Dans le même temps, se concentrer sur le ralentissement du rythme du changement climatique, aussi nécessaire soit-il, est insuffisant. Il est déjà en train d’arriver, et ses effets continueront à empirer indépendamment de ce qui sera décidé à Glasgow. Il faudra également définir une stratégie pour s’adapter aux effets existants ou inévitables du changement climatique, pour que les villes comme les zones rurales soient mieux à même de résister à la chaleur omniprésente et aux incendies de forêt tentaculaires, aux tempêtes et aux inondations plus fréquentes, ainsi qu’aux sécheresses plus sévères. La résilience sera aussi importante que la prévention.
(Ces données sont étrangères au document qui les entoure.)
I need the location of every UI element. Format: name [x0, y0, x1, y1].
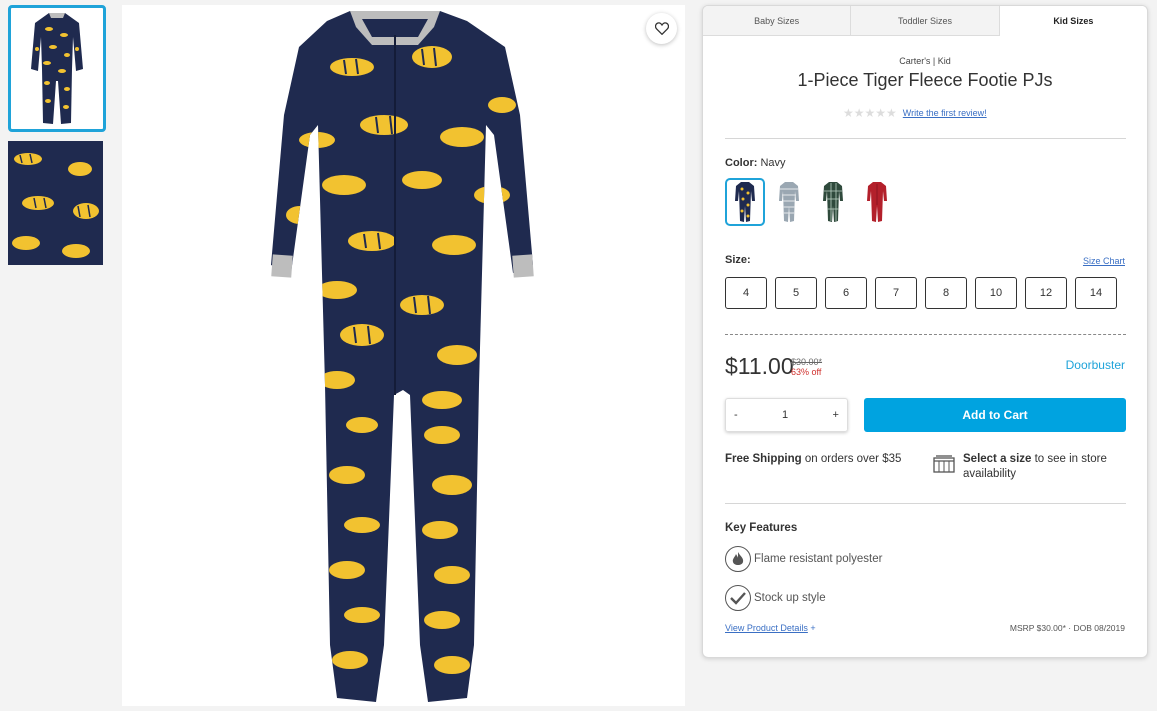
- color-label: Color:: [725, 157, 758, 169]
- product-panel: Baby Sizes Toddler Sizes Kid Sizes Carte…: [702, 5, 1148, 658]
- plus-icon: +: [810, 623, 816, 633]
- quantity-input[interactable]: 1: [782, 409, 788, 421]
- free-shipping-info: Free Shipping on orders over $35: [725, 452, 915, 467]
- thumbnail-pattern[interactable]: [8, 141, 103, 265]
- sale-price: $11.00: [725, 353, 794, 379]
- swatch-navy-tiger-icon: [735, 182, 755, 222]
- key-features-title: Key Features: [725, 522, 798, 534]
- heart-icon: [654, 22, 669, 35]
- tab-kid-sizes[interactable]: Kid Sizes: [999, 6, 1147, 36]
- size-chart-link[interactable]: Size Chart: [1083, 256, 1125, 266]
- color-swatches: [725, 178, 897, 226]
- free-shipping-text: on orders over $35: [801, 453, 902, 465]
- feature-text: Flame resistant polyester: [754, 553, 883, 565]
- size-option[interactable]: 5: [775, 277, 817, 309]
- divider: [725, 138, 1126, 139]
- feature-item: Flame resistant polyester: [725, 546, 882, 572]
- checkmark-icon: [725, 585, 751, 611]
- swatch-grey-stripe-icon: [779, 182, 799, 222]
- thumbnail-front[interactable]: [8, 5, 106, 132]
- size-option[interactable]: 10: [975, 277, 1017, 309]
- product-brand: Carter's | Kid: [899, 56, 951, 66]
- size-option[interactable]: 14: [1075, 277, 1117, 309]
- feature-item: Stock up style: [725, 585, 826, 611]
- color-value: Navy: [760, 157, 786, 169]
- size-tabs: Baby Sizes Toddler Sizes Kid Sizes: [703, 6, 1147, 36]
- swatch-navy-tiger[interactable]: [725, 178, 765, 226]
- quantity-decrement-button[interactable]: -: [734, 409, 738, 421]
- doorbuster-badge: Doorbuster: [1065, 358, 1125, 372]
- store-availability-info: Select a size to see in store availabili…: [963, 452, 1133, 482]
- pajama-thumbnail-image: [31, 12, 83, 124]
- size-option[interactable]: 8: [925, 277, 967, 309]
- swatch-red[interactable]: [857, 178, 897, 226]
- color-selection-label: Color: Navy: [725, 157, 786, 169]
- rating-row: ★★★★★ Write the first review!: [843, 106, 987, 120]
- swatch-grey-stripe[interactable]: [769, 178, 809, 226]
- msrp-info: MSRP $30.00* · DOB 08/2019: [1009, 623, 1125, 633]
- product-title: 1-Piece Tiger Fleece Footie PJs: [797, 70, 1053, 90]
- discount-percent: 63% off: [791, 367, 822, 377]
- size-option[interactable]: 12: [1025, 277, 1067, 309]
- dashed-divider: [725, 334, 1126, 335]
- pattern-thumbnail-image: [8, 141, 103, 265]
- free-shipping-label: Free Shipping: [725, 453, 802, 465]
- size-label: Size:: [725, 254, 751, 266]
- flame-icon: [725, 546, 751, 572]
- tab-baby-sizes[interactable]: Baby Sizes: [703, 6, 852, 36]
- add-to-cart-button[interactable]: Add to Cart: [864, 398, 1126, 432]
- feature-text: Stock up style: [754, 592, 826, 604]
- write-review-link[interactable]: Write the first review!: [903, 108, 987, 118]
- store-icon: [933, 455, 955, 478]
- size-option[interactable]: 6: [825, 277, 867, 309]
- divider: [725, 503, 1126, 504]
- quantity-increment-button[interactable]: +: [833, 409, 839, 421]
- details-link-text: View Product Details: [725, 623, 808, 633]
- main-product-image: [122, 5, 685, 706]
- swatch-green-plaid[interactable]: [813, 178, 853, 226]
- swatch-green-plaid-icon: [823, 182, 843, 222]
- pajama-image: [271, 11, 534, 702]
- tab-toddler-sizes[interactable]: Toddler Sizes: [851, 6, 1000, 36]
- size-options: 4 5 6 7 8 10 12 14: [725, 277, 1117, 309]
- favorite-button[interactable]: [646, 13, 677, 44]
- select-size-label: Select a size: [963, 453, 1032, 465]
- original-price: $30.00*: [791, 357, 823, 367]
- thumbnail-column: [8, 5, 106, 265]
- swatch-red-icon: [867, 182, 887, 222]
- quantity-stepper: - 1 +: [725, 398, 848, 432]
- size-option[interactable]: 7: [875, 277, 917, 309]
- size-option[interactable]: 4: [725, 277, 767, 309]
- star-rating-icon: ★★★★★: [843, 106, 897, 120]
- view-product-details-link[interactable]: View Product Details +: [725, 623, 816, 633]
Enfin, nous devons accélérer à la fois le développement et la réglementation des nouvelles technologies qui promettent d’éliminer le CO2 de l’atmosphère ou de réfléchir les rayons du soleil loin de la Terre. Ces réponses potentielles au changement climatique ne sont pas prouvées et sont controversées. Mais si l’on en juge par l’échec collectif de la lutte contre la Covid-19, nous ferions mieux d’être prêts à les envisager le plus tôt possible. Il n’y a pas d’échappatoire à la mondialisation ; la seule question est de savoir si et comment nous choisissons de la gérer.